Anyway… your question. I think that the partner you commit yourself to has a right to the truth. Like others have said, they have the right to make their own decisions based on the truth.

Can’t speak to Elizabeth, obviously. I phrase it thusly because I have found that making blanket statements of intention is an invitation to disaster. I don’t want to discount cheating as impossible, because that’s pretending that the part of me that is a cheater doesn’t exist any more. But it does still exist; it’s not going away. It’s something I have to guard against.

I have an absolute responsibility to control in whom my dick goes, and saying “I know I’ll never cheat again,” it seems to me, is, ah, dangerously cocky.

I felt awful cheating on my first wife and even worse finding out that my second wife was cheating on me.
There is always a reason unless you are just a cold hearted ass. I will make no excuses, I let mr. winky make the choice.

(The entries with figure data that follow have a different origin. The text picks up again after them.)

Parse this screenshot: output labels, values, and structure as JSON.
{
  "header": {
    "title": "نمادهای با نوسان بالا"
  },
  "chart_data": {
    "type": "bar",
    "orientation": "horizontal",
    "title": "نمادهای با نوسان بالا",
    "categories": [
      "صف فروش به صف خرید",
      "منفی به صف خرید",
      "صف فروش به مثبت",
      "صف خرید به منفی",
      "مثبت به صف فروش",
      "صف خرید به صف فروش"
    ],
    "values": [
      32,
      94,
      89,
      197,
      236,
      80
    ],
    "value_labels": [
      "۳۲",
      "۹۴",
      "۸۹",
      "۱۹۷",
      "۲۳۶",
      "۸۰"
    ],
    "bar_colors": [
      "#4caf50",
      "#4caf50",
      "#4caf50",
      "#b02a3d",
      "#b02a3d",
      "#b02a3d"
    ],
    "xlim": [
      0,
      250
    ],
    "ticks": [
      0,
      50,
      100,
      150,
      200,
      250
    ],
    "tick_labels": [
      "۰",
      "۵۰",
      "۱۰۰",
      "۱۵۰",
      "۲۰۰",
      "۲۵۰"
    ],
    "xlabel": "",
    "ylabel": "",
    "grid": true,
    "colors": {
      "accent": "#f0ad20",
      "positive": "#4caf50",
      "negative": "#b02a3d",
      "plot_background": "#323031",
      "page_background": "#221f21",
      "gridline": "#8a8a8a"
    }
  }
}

As I advance in age and hopefully wisdom those days are past me.

I can absolutely see why some people would want to know. I can also see (and agree) why some people would not want to know. But I think what you, the cheater, would or would not want is irrelevant.

This is one of those cases where the Golden Rule is bullshit. I think the best thing to do is not to treat your partner as you’d like to be treated, but to treat them as THEY would like to be treated. And I’d hope that by the time marriage came up, you’d already have had this discussion as a hypothetical long before it’s ever needed in a practical sense.

In my own personal marriage, my husband is on orders not to tell me of a one-time only violation of our marital agreements. I, on the other hand, would tell him. Because we’ve talked about it, and agreed to respect the other’s wishes, even though they’re different.

[Bolding mine.]

And this is what I was trying to say, but better. Spot on, in my humble opinion.

Well said.

No, never, under any circumstances.

In the circumstances that you described? I wouldn’t want to know. Seriously. It would just piss me off. It wouldn’t change anything, you know? Especially if it were confessed after the fact. It’d tear me up until I got over it. Which, if it were truly one time, I would. So. . .seriously. Why bother?

Now, ongoing affair? I’d want to know so that things could be ended to the satisfaction of all involved. But a one-time fling? Hell no.

Ironically, in my marriage, this was an issue. My ex-husband wanted to do the whole. . .I don’t know, swinging thing? Kind of pressured me to be involved with other people (or, at least, that’s how it felt). He was as well.

He would talk about it incessantly, which would piss me off (if it’s happening, I don’t want to hear about it). I wouldn’t talk about it at all, which would piss him off (I don’t talk about that kind of thing, and really wasn’t enamoured of the whole idea of being in another relationship anyway, but, hey, old college try and all). Utterly incompatible.

If they’re doing it without the spouse’s approval, then there IS something wrong with that relationship. It’s that simple.